CARE for older people in Worcestershire with dementia is being overhauled.

Representatives from Worcestershire Health and Care NHS Trust – the organisation providing the majority of mental health and community care in the county – gave a presentation on how supported for people with the condition and their cares can be improved at a meeting of Worcestershire County Council’s Health, Overview and Scrutiny committee this week.

Speaking at the meeting on Tuesday, March 3 committee chairman Cllr Andy Roberts said the continued pressures faced by the county’s acute hospitals had meant attention had been diverted away from mental health and it was important this balance was redressed.

The trust’s clinical director for older adult mental health Dr Bernie Coope said about 8,500 people in Worcestershire – 3.4 per cent of the entire population – are currently living with dementia, about half of whom are older than 85 and 450 of whom are younger than 65.

“Every year in Worcestershire the number of people in Worcestershire with dementia goes up by a little over three per cent,” he said.

“The conditions that lead to dementia are incurable. Someone with dementia will die with dementia.

“But is a very difficult to know if dementia is the cause of their death. It’s estimated about half of people who die with dementia die as a result of it.

“For those people left behind the feeling of grief may be more profound.”

Although Dr Coope called for more education for health workers on how to treat and support people with dementia, he said budget pressures made it difficult to provide effective care.

“When I was at medical school I spent only three days on dementia training,” he said.

“But it costs more to the economy that stroke and cancer combined.

“It’s the most important issue this county faces.

“If you ask people what matters to them and what concerns they would rather not get, for those of us over 50 we fear dementia more than cancer.

“This is not a trivial thing.”

Committee member for Redditch Borough Council Cllr Pat Witherspoon said it was particularly important to increase the amount of people with dementia who are diagnosed early.

“One thing that occurs to me time and time and time again is how important it is to get an early diagnosis,” she said.

“How far away are we in getting a standardised test for everybody over 60?”

But committee member for Worcestershire County Council Cllr Graham Vickery said low pay for care workers made the situation worse.
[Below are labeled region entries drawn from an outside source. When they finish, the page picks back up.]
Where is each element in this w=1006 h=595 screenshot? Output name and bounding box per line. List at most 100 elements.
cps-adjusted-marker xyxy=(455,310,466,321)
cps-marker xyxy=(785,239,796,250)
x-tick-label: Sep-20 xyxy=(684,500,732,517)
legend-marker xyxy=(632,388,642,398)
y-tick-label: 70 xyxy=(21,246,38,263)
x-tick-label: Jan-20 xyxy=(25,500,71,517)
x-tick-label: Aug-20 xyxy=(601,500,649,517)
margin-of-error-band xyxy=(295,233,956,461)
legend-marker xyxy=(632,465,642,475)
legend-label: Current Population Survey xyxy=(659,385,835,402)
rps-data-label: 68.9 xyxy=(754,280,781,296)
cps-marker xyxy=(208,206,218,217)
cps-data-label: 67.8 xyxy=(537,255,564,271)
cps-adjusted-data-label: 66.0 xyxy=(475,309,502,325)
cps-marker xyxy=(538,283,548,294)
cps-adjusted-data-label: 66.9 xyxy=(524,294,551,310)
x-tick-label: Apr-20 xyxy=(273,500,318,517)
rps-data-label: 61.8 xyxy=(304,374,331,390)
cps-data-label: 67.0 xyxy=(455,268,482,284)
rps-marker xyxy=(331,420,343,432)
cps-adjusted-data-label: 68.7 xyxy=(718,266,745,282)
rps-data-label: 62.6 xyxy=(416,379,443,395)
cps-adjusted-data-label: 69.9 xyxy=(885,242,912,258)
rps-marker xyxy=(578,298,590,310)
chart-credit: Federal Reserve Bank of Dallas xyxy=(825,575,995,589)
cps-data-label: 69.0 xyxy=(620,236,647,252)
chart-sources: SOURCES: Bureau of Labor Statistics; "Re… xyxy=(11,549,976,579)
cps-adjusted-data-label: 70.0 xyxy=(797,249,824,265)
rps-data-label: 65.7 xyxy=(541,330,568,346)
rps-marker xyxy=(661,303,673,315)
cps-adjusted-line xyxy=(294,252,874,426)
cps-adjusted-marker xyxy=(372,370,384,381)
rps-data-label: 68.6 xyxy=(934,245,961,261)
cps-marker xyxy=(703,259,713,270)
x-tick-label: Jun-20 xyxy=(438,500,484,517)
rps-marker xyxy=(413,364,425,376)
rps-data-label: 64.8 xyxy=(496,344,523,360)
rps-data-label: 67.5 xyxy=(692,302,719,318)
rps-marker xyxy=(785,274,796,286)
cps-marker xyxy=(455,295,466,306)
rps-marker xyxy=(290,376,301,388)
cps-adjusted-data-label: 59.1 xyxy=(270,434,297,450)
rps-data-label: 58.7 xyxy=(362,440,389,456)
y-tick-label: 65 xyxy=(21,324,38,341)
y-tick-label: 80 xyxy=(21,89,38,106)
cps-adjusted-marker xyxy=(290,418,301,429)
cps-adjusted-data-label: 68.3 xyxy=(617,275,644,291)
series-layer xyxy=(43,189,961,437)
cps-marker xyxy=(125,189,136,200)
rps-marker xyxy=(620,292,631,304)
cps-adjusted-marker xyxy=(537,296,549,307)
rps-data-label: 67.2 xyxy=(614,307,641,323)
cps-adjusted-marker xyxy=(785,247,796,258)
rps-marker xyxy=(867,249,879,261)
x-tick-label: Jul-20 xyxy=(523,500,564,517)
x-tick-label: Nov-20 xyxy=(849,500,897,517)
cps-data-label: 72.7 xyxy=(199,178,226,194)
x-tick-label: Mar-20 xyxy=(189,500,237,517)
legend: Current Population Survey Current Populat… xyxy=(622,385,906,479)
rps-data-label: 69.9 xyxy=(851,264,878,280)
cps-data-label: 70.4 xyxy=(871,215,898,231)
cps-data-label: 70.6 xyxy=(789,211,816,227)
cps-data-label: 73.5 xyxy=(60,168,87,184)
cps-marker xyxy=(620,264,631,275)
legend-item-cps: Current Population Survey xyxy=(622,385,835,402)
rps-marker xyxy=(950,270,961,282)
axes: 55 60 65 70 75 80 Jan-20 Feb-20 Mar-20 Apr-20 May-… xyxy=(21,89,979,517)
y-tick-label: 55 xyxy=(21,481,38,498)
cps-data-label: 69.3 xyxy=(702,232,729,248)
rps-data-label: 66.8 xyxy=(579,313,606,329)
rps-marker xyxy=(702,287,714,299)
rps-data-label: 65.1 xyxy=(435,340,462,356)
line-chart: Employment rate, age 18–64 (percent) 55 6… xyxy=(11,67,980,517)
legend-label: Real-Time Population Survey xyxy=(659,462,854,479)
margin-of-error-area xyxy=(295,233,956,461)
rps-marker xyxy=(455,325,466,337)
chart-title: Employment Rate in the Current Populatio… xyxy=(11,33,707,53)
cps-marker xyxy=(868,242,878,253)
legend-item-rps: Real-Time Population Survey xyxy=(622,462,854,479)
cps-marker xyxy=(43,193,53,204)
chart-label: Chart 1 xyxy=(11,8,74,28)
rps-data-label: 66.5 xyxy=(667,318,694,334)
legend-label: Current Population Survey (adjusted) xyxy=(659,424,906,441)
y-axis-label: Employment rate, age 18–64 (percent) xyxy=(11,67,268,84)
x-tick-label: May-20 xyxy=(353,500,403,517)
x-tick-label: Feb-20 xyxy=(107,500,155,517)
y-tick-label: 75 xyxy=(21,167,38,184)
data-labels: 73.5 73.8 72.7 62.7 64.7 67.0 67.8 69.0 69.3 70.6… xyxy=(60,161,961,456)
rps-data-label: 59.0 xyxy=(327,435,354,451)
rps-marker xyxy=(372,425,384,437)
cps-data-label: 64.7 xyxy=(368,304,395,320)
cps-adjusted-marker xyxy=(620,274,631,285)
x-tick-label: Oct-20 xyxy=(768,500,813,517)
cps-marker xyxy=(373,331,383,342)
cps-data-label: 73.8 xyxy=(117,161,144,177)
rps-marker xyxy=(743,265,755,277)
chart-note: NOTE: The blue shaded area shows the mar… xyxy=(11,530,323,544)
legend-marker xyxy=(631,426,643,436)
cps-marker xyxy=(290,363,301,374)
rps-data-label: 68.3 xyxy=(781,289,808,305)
“Care workers are difficult to recruit and retain because they could earn more working at Morrisons,” he said. “We need to do something about this.”

Women make up about two thirds of people with dementia, but Dr Coope said this was generally thought to be by virtue of the fact that men generally do not live as long.

“Dementia is a very serious life changing condition but it is possible to live well with it,” he said.

Services being developed across the county include more accommodation and home-based care as well as increased support for carers and family members.